A necessidade da política
O governo do Presidente Bolsonaro contribui para erosão do capital político conquistado nas urnas
Qualquer organização social onde existam divisão de trabalho e hierarquia, haverá quem manda e quem obedece. Esta é a origem do poder do homem sobre o homem. E na forma mais ampla e complexa da organização social, a Política define as regras, escritas ou não, que determinam a natureza e a forma das relações sociais.
Em síntese, a Política é essencial ao funcionamento das sociedades ao buscar o bem comum por meio do Estado e do conjunto de instituições que têm como fonte a vontade popular e como fim a harmonia, a paz social e o bem-estar dos cidadãos.

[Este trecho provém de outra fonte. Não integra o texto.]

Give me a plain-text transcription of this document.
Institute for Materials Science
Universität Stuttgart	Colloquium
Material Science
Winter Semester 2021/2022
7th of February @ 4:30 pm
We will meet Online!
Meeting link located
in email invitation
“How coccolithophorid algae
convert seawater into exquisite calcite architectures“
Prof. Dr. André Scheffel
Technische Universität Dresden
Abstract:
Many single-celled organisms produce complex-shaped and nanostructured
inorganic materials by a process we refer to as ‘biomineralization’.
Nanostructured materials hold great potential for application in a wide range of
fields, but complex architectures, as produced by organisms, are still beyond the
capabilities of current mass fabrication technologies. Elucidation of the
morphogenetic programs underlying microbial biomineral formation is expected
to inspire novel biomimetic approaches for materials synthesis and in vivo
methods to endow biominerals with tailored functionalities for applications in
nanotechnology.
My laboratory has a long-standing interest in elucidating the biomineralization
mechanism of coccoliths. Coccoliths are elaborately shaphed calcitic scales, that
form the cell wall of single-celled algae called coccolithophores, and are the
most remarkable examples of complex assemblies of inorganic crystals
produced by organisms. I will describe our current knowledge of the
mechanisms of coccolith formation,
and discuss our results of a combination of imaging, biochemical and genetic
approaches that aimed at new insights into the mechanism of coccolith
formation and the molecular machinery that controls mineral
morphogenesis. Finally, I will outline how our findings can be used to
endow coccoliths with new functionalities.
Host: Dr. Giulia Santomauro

Sem adjetivações, “nova” ou “velha”, Afonso Arinos de Mello Franco, afirmou: “Não há, então, Política boa ou má: o que há é Política e não-Política. Quando o Estado não busca o bem comum, não se pode dizer que esteja fazendo Política, senão que está exercendo um tipo de poder que não o político”.
De outra parte, os politólogos se dividem ao conceituar Política como “ciência da governação dos Estados” ou como “arte e prática da governação das sociedades humanas”.
Tomando por base as referências mencionadas, é legítimo o cidadão brasileiro indagar diante da conjuntura nacional: os governantes têm buscado o bem comum ou o interesse coletivo? A ação de governar tem a ver com os postulados das ciências ou as habilidades requeridas pelas artes?
A resposta é: não! O Brasil tem sido vítima de gestões desastrosas e permeadas por monumentais delitos contra a administração pública. De outra parte, o Art. 2º da Constituição Federal estabelece: “São Poderes da União, independentes e harmônicos entre si, o Legislativo, o Executivo e o Judiciário”.
Com efeito, o governo do Presidente Bolsonaro contribui para erosão do capital político conquistado nas urnas e cria um ambiente desfavorável para a agenda estratégica do País. Ao ampliar dissensos e conflitos numa velocidade espantosa, o governo aprofunda incertezas e compromete um projeto capaz de reverter a crise brasileira.
Paralelamente, a disputa de um protagonismo político exacerba a relação entre os poderes preconizada pelo Estado Democrático de Direito.
É preciso compreender que a sociedade brasileira mudou. Anseia por mudanças. O seu combustível é uma cidadania ativa que demonstrou sua força mobilizadora em episódios recentes. Exigirá com o clamor das ruas que a Política realize o bem comum.
Não existem mais os “bestializados” que, nas palavras de Aristides Lobo, assistiram aos acontecimentos da proclamação da república “julgando ver talvez uma parada militar”.